Growing up as a South Asian male in the Midwest, I always struggled to find narratives to represent my own experiences. On top of this, I grew up in a religious household, which limited my access to logic and creativity. By the time I got to Stanford, I was beginning to develop my scientific framework, integrating it into popular mythologies of heroism. The result was Barely a Hero; it was written to showcase the intersectionality between emotion, science, and achievement.

Artifact:

Please consider reading the following chapters:

Chapter 4 (The Mental Barrier) link.

Chapter 5 (A Proper Teacher) link.

Chapter 6 (The Power of Belief) link.

Learning:

By the time I completed BAH, I realized how limited the space between emotion and science was. While there was research done for sports physiology, these papers were often limited to technical terminology, which could act as a barrier to many readers.
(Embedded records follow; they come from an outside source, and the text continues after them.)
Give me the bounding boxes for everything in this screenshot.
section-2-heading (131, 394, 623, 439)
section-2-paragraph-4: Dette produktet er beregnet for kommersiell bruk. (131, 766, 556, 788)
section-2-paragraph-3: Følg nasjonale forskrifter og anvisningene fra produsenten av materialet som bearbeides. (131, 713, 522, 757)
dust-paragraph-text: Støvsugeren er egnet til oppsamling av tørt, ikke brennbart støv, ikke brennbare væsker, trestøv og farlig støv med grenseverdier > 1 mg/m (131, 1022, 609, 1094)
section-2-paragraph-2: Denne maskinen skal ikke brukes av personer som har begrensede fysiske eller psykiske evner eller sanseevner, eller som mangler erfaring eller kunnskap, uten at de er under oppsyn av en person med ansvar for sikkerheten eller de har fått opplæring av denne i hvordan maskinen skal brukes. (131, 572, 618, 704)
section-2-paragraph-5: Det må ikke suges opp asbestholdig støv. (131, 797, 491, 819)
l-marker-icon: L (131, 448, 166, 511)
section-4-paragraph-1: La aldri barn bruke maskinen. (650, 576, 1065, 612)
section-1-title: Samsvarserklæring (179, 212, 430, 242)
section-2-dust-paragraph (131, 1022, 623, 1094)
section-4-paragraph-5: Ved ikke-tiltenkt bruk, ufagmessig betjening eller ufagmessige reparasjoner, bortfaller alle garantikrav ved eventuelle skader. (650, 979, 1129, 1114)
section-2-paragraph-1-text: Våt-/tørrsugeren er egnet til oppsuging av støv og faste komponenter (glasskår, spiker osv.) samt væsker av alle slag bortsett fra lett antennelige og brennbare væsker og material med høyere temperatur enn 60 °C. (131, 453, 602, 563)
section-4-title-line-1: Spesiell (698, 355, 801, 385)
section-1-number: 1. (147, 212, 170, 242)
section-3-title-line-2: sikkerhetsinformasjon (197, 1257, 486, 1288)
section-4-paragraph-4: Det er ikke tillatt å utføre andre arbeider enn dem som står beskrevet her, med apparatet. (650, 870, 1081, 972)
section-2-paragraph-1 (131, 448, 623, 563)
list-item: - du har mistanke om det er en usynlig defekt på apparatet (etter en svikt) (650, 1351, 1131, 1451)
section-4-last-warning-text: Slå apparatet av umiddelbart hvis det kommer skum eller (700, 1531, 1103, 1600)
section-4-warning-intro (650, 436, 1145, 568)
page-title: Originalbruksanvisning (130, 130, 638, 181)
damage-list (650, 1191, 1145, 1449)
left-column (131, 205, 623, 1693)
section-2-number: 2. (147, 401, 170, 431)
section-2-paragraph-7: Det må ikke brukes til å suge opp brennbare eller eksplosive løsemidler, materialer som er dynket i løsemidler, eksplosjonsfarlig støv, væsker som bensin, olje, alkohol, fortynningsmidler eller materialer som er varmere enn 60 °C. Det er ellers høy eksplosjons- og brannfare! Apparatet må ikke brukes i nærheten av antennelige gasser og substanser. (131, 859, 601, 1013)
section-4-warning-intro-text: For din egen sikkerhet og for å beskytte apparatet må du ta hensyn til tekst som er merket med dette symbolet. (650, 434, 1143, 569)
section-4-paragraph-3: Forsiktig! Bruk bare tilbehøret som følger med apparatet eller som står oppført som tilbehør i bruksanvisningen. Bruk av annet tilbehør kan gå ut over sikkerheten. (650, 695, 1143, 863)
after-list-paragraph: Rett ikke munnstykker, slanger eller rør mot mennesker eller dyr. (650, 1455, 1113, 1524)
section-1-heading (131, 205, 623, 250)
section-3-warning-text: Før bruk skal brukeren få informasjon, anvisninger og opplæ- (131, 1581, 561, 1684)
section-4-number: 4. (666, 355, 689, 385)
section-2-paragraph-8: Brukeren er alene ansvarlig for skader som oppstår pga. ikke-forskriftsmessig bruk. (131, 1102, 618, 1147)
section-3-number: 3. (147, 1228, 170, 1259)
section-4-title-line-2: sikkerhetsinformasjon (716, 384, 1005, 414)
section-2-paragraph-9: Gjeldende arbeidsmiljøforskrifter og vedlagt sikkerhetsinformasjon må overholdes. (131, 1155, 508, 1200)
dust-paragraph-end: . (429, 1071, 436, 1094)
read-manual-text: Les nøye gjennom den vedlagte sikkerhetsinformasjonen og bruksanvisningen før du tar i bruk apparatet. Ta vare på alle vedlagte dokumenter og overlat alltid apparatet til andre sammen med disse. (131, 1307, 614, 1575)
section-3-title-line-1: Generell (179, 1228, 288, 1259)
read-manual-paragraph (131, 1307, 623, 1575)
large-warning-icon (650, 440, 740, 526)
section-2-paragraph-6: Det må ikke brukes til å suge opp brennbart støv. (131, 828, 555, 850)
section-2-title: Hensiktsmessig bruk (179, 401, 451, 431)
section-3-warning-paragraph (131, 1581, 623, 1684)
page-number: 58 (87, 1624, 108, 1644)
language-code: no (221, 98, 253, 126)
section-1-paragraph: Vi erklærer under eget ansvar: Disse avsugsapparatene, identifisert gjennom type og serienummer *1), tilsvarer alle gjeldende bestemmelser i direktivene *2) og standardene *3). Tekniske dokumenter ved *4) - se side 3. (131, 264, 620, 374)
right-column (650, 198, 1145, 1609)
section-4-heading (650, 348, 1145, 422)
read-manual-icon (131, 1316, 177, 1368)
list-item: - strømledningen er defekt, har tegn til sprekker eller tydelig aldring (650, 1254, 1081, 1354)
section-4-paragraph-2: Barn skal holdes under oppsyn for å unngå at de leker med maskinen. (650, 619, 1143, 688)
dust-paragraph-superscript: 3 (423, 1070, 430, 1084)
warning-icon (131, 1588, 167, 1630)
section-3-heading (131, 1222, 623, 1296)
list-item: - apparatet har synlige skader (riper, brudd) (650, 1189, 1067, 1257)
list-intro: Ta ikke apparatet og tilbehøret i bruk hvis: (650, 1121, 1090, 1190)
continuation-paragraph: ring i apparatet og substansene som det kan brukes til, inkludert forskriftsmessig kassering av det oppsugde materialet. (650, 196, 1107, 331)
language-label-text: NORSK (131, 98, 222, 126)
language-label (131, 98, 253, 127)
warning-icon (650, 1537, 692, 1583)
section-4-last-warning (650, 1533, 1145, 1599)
In a way, I felt that readers wanted their feelings of fatigue and frustration – when striving for any goal – to be legitimized through a scientific lens. I found that stories could easily be integrated into scientific facts, reminding me of the scientific prose and creativity of the renaissance, enlightenment period, and 18th century.

Application:

Now, this artifact also posed several challenges. For one, it was one of my first experiences with digital art. I was only using a mouse and Microsoft paint. While the simplicity was nice, I felt I missed the mark on representing some of the scientific nature of these very personal topics. Maybe, I could have showed the molecular muscle fatigue?

Future Growth:

In future attempts, I hope to bring more hard science to narrative works. For example, if I am talking about the difficulty of a rock-climbing problem, I want to be able to talk about the individual neurons that are sending signals to the brain to stop alongside the overall emotional (hormone) state of anger and frustration.